The FDA recently announced that from 15 June 2015 they will accept Promotional 2253 submissions in eCTD using the new Module 1 (v3.3). Life Sciences companies will be required to submit all Post-marketing Promotional Materials (Form FDA 2253 Submissions) and Pre-submissions of Promotional Materials for Accelerated Approval Products (subpart H and subpart E) electronically 24 months after their final guidance is issued.

Zinc’s flagship product, Zinc MAPS, offers an end-to-end process which facilitates the review, approval and direct eCTD submission to the FDA gateway in a contained, compliant software solution and will be available on the date that the gateway opens. No other third party integration products are required.

Zinc clients have the option to either directly submit the eCTD Submission package from Zinc MAPS to the FDA ESG or they can choose to have the eCTD Submission package delivered to their desktop or a secure server.

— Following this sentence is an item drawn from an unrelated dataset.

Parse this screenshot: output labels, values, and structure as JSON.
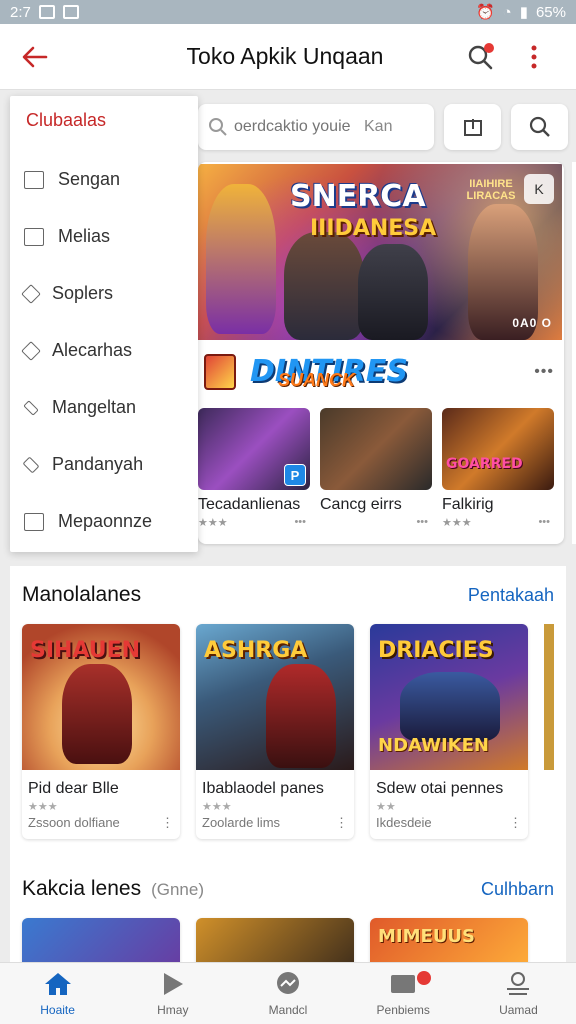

“Zinc continues to monitor the industry and stay ahead of its clients’ needs through continuous innovation in its product solutions,” said Dom Eaton, President of Product & Professional Services at Zinc. “Our latest enhancement to the Zinc MAPS product provides our clients a solution to streamline a submission resulting in reduced time and costs associated with compiling, packaging and shipping submissions to the FDA. Our clients can realize a savings of up to 80% with this solution versus manual submission preparation and physical materials.” 

Zinc will enhance this functionality with the release of Zinc MAPS v15 which will convert the 2253 submission package into a validated eCTD format. Other enhancements to the 2253 submission process in Zinc MAPS v15 include the ability to create multiple submissions for jobs containing products from different centers and/or application types, the ability to edit submissions before sending to the FDA, the ability to create submissions of jobs that share a primary or secondary brand, the ability for the 2253 Admin to filter jobs on Brand, Audience and Dissemination Date, and enhancements to the 2253 Admin area.

Dale Cooke, an independent FDA regulatory expert at PhillyCooke Consulting said: “Making eCTD submissions available now shows that Zinc is committed to making the submission of post-marketing promotional materials to the FDA fast and simple. This gives Zinc clients the ability to begin implementing eCTD well ahead of it becoming a requirement and will help companies ensure compliance.” PhillyCooke Consulting helps companies develop compliant communications for FDA-regulated products.